Replied By: mcfarley on Apr 2, 2013, 10:19AM
I watched this show completely horrified to think that a man who has obviously paid dearly for his previous misconduct with regard to students he taught 20 years ago is still made to suffer at the hand of a severely flawed judicial system. The laws regarding sexual misconduct and the register for sexual offenders has gotten so ridiculous it's laughable. I would like to think that those registered on the sex offenders list are actual criminals, not men, and women who might have had consensual relations with a perceived minor. When did it become uncommon or criminal for a twenty something to take an interest in an equally interested teen? 



It's criminal to think that these laws have been tailored to persecute people to appease vengeful children who are taught they have the power to control a situation by crying wolf. There are a number of stories related to bus drivers who have assaulted children while driving the bus, which begs the question - how is that even remotely possible? Even if the child were the last one off the bus, the bus driver still has a rigid schedule to keep. They aren't just driving willy nilly all over the country-side and stopping to do some sight seeing.

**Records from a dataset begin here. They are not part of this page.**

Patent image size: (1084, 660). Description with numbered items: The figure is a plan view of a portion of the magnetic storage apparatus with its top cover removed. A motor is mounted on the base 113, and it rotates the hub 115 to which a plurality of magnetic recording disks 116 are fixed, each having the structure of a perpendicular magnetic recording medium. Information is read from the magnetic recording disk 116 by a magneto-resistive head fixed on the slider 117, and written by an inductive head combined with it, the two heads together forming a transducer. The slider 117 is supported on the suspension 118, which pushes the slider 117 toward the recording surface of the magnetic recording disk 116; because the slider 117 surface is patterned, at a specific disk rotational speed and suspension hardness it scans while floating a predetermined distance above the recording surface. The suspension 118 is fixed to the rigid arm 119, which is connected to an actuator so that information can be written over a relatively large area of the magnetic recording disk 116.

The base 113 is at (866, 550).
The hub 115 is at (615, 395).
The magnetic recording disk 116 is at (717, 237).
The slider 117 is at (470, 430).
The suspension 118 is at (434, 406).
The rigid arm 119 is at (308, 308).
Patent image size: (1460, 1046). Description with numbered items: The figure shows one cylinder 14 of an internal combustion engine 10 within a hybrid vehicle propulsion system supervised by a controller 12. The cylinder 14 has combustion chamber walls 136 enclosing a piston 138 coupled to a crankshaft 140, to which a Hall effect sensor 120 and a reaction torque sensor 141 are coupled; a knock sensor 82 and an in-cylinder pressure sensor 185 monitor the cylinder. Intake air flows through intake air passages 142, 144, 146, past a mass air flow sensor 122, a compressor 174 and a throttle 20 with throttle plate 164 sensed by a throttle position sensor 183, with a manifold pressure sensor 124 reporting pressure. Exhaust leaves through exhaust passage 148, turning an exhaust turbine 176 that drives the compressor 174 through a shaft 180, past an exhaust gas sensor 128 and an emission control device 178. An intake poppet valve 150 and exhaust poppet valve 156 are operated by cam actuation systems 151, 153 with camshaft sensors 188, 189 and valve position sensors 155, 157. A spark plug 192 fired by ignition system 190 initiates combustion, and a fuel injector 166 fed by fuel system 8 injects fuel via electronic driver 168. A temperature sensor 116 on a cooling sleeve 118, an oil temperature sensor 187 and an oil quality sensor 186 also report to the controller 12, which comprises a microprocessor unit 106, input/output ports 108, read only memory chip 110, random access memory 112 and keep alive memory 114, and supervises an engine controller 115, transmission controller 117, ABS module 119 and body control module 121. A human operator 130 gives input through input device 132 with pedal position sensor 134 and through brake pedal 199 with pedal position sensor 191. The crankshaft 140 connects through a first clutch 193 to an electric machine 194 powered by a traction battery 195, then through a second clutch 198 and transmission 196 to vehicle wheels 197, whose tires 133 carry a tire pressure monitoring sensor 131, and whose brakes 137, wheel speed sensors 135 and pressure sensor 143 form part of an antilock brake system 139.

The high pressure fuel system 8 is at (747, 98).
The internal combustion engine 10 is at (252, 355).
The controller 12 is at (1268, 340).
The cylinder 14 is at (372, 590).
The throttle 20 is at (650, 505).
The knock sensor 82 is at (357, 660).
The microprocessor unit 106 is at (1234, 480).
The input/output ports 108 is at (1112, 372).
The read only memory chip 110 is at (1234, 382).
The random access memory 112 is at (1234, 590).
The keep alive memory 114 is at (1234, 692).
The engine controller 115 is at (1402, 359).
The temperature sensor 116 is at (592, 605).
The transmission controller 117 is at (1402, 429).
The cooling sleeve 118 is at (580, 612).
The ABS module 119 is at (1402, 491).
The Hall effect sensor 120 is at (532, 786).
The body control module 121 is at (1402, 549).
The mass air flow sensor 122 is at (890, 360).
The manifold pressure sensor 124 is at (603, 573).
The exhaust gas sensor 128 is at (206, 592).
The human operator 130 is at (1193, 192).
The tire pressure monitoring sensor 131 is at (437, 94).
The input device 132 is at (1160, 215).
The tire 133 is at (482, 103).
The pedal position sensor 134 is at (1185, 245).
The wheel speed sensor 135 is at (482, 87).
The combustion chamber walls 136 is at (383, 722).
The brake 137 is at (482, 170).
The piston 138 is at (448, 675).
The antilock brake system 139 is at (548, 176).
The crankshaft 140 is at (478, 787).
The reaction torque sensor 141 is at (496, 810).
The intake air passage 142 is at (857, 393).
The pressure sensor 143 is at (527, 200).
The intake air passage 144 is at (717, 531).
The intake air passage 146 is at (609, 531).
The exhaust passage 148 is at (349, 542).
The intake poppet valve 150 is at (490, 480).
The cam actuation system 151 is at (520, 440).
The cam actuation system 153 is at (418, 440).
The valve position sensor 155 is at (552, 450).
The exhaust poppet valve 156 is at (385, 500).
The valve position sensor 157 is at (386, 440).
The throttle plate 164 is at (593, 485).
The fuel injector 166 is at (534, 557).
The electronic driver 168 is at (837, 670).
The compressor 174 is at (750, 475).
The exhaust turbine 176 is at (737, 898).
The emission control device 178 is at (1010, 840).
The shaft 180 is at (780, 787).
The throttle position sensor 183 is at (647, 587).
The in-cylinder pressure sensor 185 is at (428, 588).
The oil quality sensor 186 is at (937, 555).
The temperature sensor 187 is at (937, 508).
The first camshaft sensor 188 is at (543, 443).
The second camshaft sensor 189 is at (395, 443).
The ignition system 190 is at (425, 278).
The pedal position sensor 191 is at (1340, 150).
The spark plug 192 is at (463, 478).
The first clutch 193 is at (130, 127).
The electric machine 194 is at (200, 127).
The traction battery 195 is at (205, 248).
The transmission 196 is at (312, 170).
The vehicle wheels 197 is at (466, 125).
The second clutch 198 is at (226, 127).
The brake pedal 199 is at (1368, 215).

I really wish something could be done about these laws and the registry so that the system is spending its resources on actively protecting communities against the real sex offenders - the heinous criminals. 
 
Replied By: mcfarley on Apr 2, 2013, 10:12AM - In reply to crystal221
I completely agree
 
Replied By: rosa52 on Apr 1, 2013, 2:22PM - In reply to napmikehol
AGREE!
 
Replied By: rosa52 on Apr 1, 2013, 2:19PM - In reply to crystal221
AGREE!
 
Replied By: rosa52 on Apr 1, 2013, 2:18PM - In reply to dianeshimmin
I too agree.  Our judicial system is very blind but not necessarily in a good way.  I believe him about his probation office because I know that PO do learn to trust their paroles and give them lots of lead way but, of course they would deny it to protect themselves.  I have seen it done.
 
Replied By: dianeshimmin on Mar 29, 2013, 1:33AM
I want a polygraph test given to the "victim" of this coach and for the results of that polygraph to be aired on Dr. Phil.  I believe the coach and I don't think he is a danger to society.